Using the figures from Rosstat, Russia would have the third most COVID-19 fatalities in the world, behind only the United States and Brazil.

Rosstat also reported Friday that Russia has recorded 394,000 more deaths since the start of the pandemic until the end of January than in the previous period — suggesting that coronavirus-related deaths in the country could be even higher.

In another development Friday, the World Health Organization said investigators who conducted an inspection in China to determine origins of the COVID-19 virus would release a report on their findings in mid-March.

Peter Ben Embarek, who led the mission, clarified at a regular coronavirus news briefing Friday in Geneva that an interim report would not be released as previously reported.

“To clarify, there was never a plan for an interim report, first of all,” Embarek said. “It was hoped we would get a summary report out,” but “the director-general [Tedros Adhanom Ghebreyesus] will receive that report from the team in the near future and we will discuss the recommendations.”

The Wall Street Journal reported Thursday the WHO team decided not to release its interim account “amid mounting tensions between Beijing and Washington.”

Another international group of scientists has called for the WHO to conduct a new inquiry into the origins of COVID-19. The scientists calling for a new probe said in an open letter Thursday that the WHO team “did not have the mandate, the independence, or the necessary accesses to carry out a full and unrestricted investigation.”

The scientists also noted in their letter that the WHO investigators in China were accompanied by their Chinese counterparts.

The first cases of COVID-19 were reported in the Chinese city of Wuhan in December 2019.

Throughout his term, former U.S. president Donald Trump strongly suggested, without evidence, the coronavirus leaked from a Wuhan laboratory.

A global team of inspectors began its four-week investigation in Wuhan in January and finished it last month.

Italy on Friday surpassed 3 million confirmed coronavirus cases since the pandemic began. The health ministry reported 24,036 new confirmed cases Friday, the third straight day this week that daily new caseloads exceeded 20,000 cases.

The government said it would further tighten coronavirus restrictions in three of its 20 regions after health officials warned of the increase of cases of more contagious variants.

France reported 23,507 new confirmed COVID-19 cases on Friday, which is down from the previous week, however officials said the number of people in intensive care with COVID-19 reached its highest level this year.

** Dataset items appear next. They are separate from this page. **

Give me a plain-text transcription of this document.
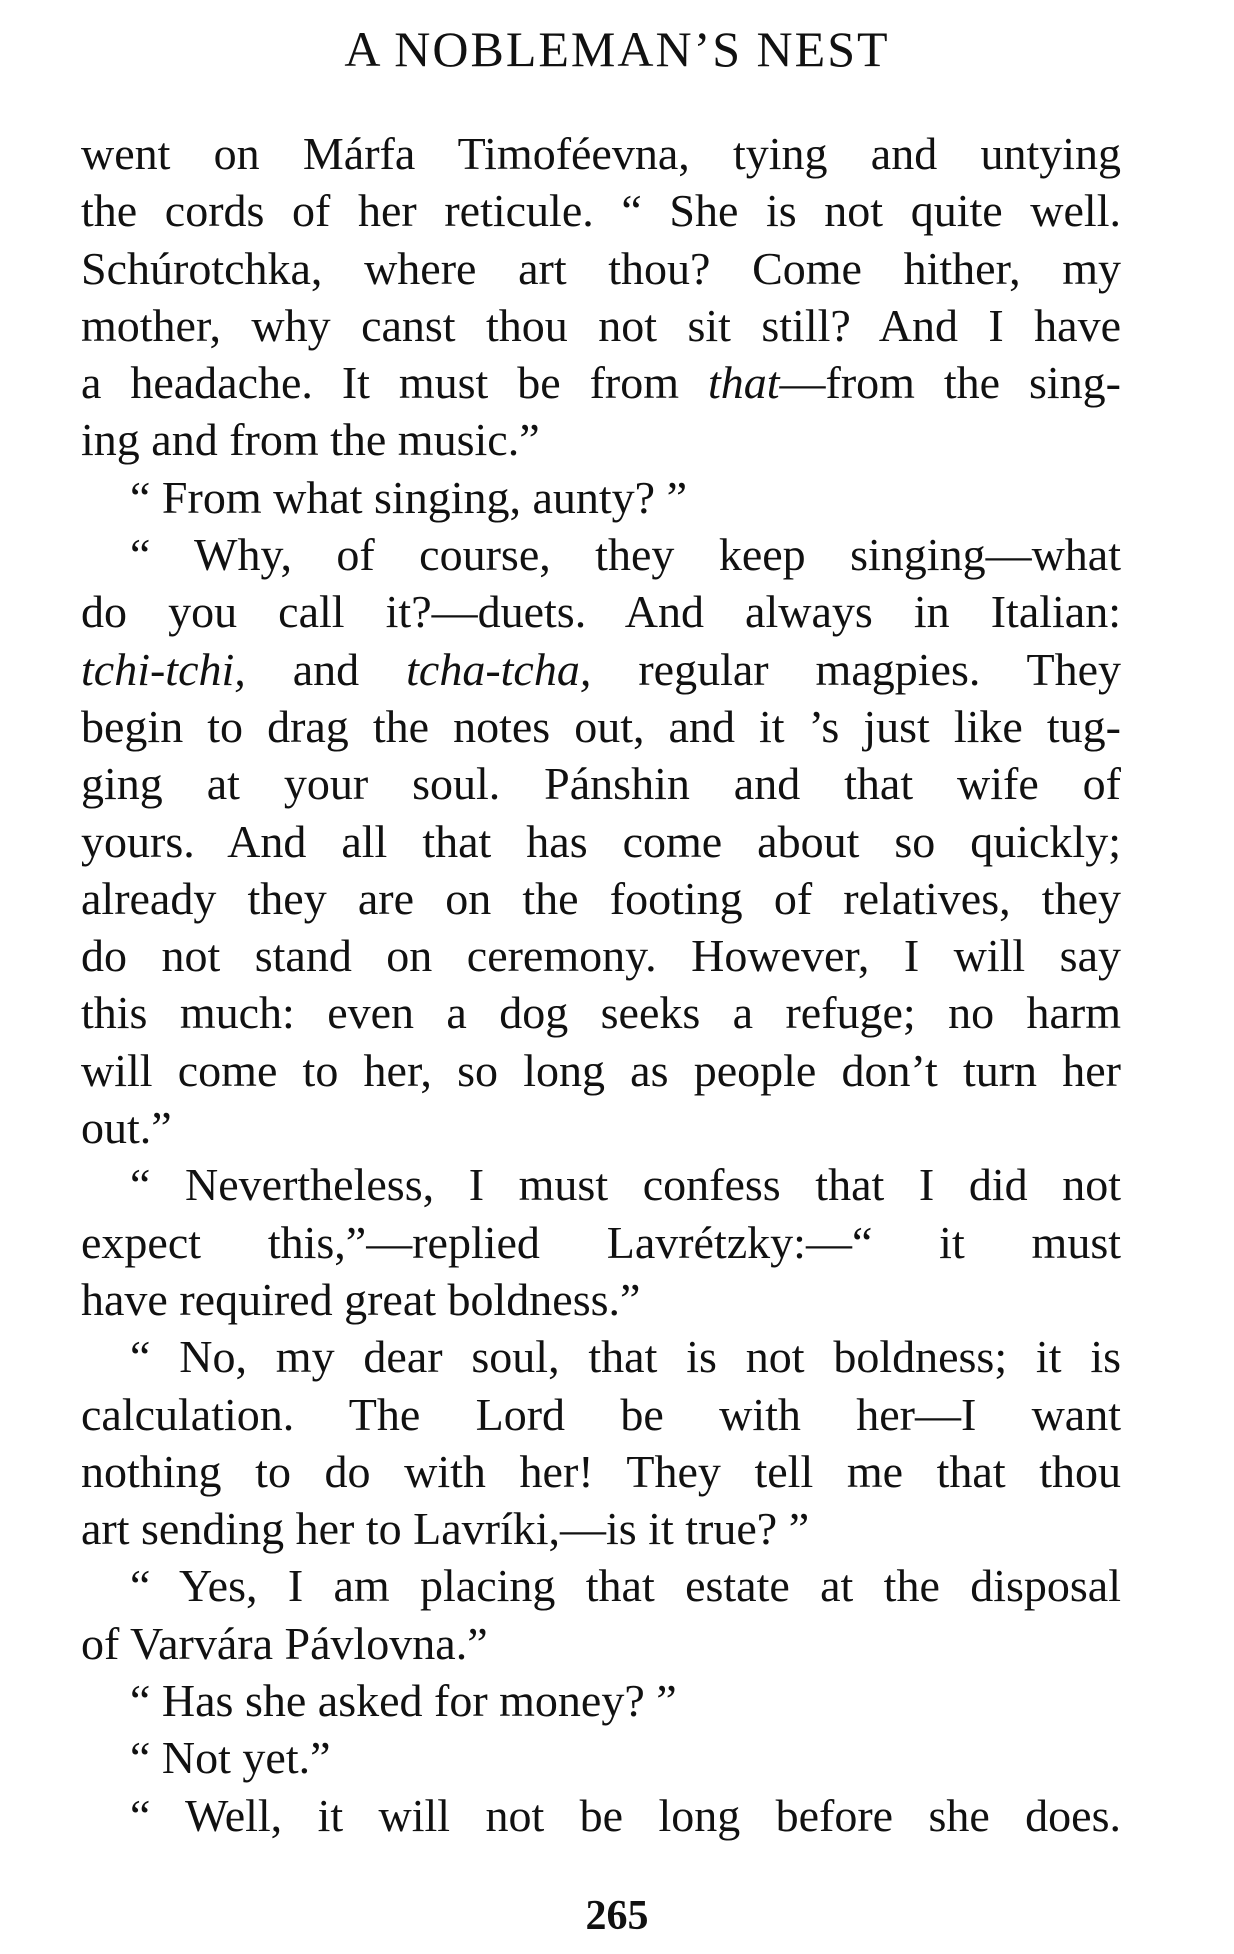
A NOBLEMAN’S NEST
went on Márfa Timoféevna, tying and untying
the cords of her reticule. “ She is not quite well.
Schúrotchka, where art thou? Come hither, my
mother, why canst thou not sit still? And I have
a headache. It must be from that—from the sing-
ing and from the music.”
“ From what singing, aunty? ”
“ Why, of course, they keep singing—what
do you call it?—duets. And always in Italian:
tchi-tchi, and tcha-tcha, regular magpies. They
begin to drag the notes out, and it ’s just like tug-
ging at your soul. Pánshin and that wife of
yours. And all that has come about so quickly;
already they are on the footing of relatives, they
do not stand on ceremony. However, I will say
this much: even a dog seeks a refuge; no harm
will come to her, so long as people don’t turn her
out.”
“ Nevertheless, I must confess that I did not
expect this,”—replied Lavrétzky:—“ it must
have required great boldness.”
“ No, my dear soul, that is not boldness; it is
calculation. The Lord be with her—I want
nothing to do with her! They tell me that thou
art sending her to Lavríki,—is it true? ”
“ Yes, I am placing that estate at the disposal
of Varvára Pávlovna.”
“ Has she asked for money? ”
“ Not yet.”
“ Well, it will not be long before she does.
265
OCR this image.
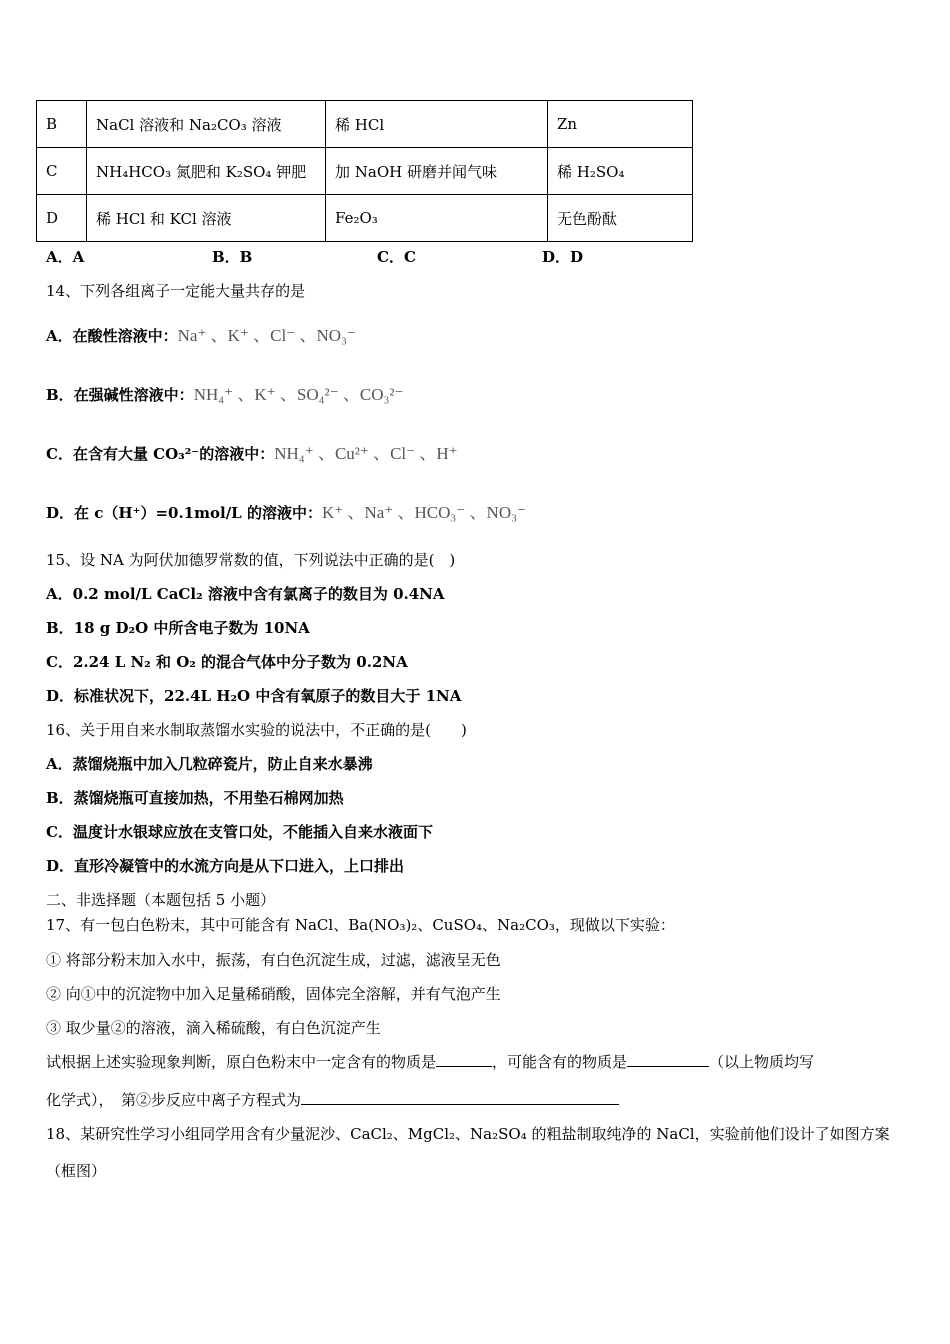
B	NaCl 溶液和 Na₂CO₃ 溶液	稀 HCl	Zn
C	NH₄HCO₃ 氮肥和 K₂SO₄ 钾肥	加 NaOH 研磨并闻气味	稀 H₂SO₄
D	稀 HCl 和 KCl 溶液	Fe₂O₃	无色酚酞
A．A	B．B	C．C	D．D
14、下列各组离子一定能大量共存的是
A．在酸性溶液中：Na⁺ 、K⁺ 、Cl⁻ 、NO₃⁻
B．在强碱性溶液中：NH₄⁺ 、K⁺ 、SO₄²⁻ 、CO₃²⁻
C．在含有大量 CO₃²⁻的溶液中：NH₄⁺ 、Cu²⁺ 、Cl⁻ 、H⁺
D．在 c（H⁺）=0.1mol/L 的溶液中：K⁺ 、Na⁺ 、HCO₃⁻ 、NO₃⁻
15、设 NA 为阿伏加德罗常数的值，下列说法中正确的是(　)
A．0.2 mol/L CaCl₂ 溶液中含有氯离子的数目为 0.4NA
B．18 g D₂O 中所含电子数为 10NA
C．2.24 L N₂ 和 O₂ 的混合气体中分子数为 0.2NA
D．标准状况下，22.4L H₂O 中含有氧原子的数目大于 1NA
16、关于用自来水制取蒸馏水实验的说法中，不正确的是(　　)
A．蒸馏烧瓶中加入几粒碎瓷片，防止自来水暴沸
B．蒸馏烧瓶可直接加热，不用垫石棉网加热
C．温度计水银球应放在支管口处，不能插入自来水液面下
D．直形冷凝管中的水流方向是从下口进入，上口排出
二、非选择题（本题包括 5 小题）
17、有一包白色粉末，其中可能含有 NaCl、Ba(NO₃)₂、CuSO₄、Na₂CO₃，现做以下实验：
① 将部分粉末加入水中，振荡，有白色沉淀生成，过滤，滤液呈无色
② 向①中的沉淀物中加入足量稀硝酸，固体完全溶解，并有气泡产生
③ 取少量②的溶液，滴入稀硫酸，有白色沉淀产生
试根据上述实验现象判断，原白色粉末中一定含有的物质是	，可能含有的物质是	（以上物质均写
化学式），　第②步反应中离子方程式为
18、某研究性学习小组同学用含有少量泥沙、CaCl₂、MgCl₂、Na₂SO₄ 的粗盐制取纯净的 NaCl，实验前他们设计了如图方案
（框图）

Canada's drug regulator announced Friday that it had approved Johnson & Johnson's COVID-19 vaccine, the fourth such inoculation to get approval. Canada has also approved vaccines from Pfizer-BioNTech, Moderna and AstraZeneca.

Mickey Mouse may once again scamper on Disneyland’s streets, according to California officials who said Friday the state’s theme and amusement parks could open as early as April 1.

There are, of course, COVID-19 restrictions on the openings. The parks would open under restricted capacity. They would also have to be in a county that is not under certain constraints, designed to slow the coronavirus transmission rate.

A purple county has the most restrictions due to its coronavirus rate of infection, under California’s color-code system. Disneyland is in a purple country, but at the present rate of transmission, officials expect the theme park would likely be eligible for reopening sometime in April.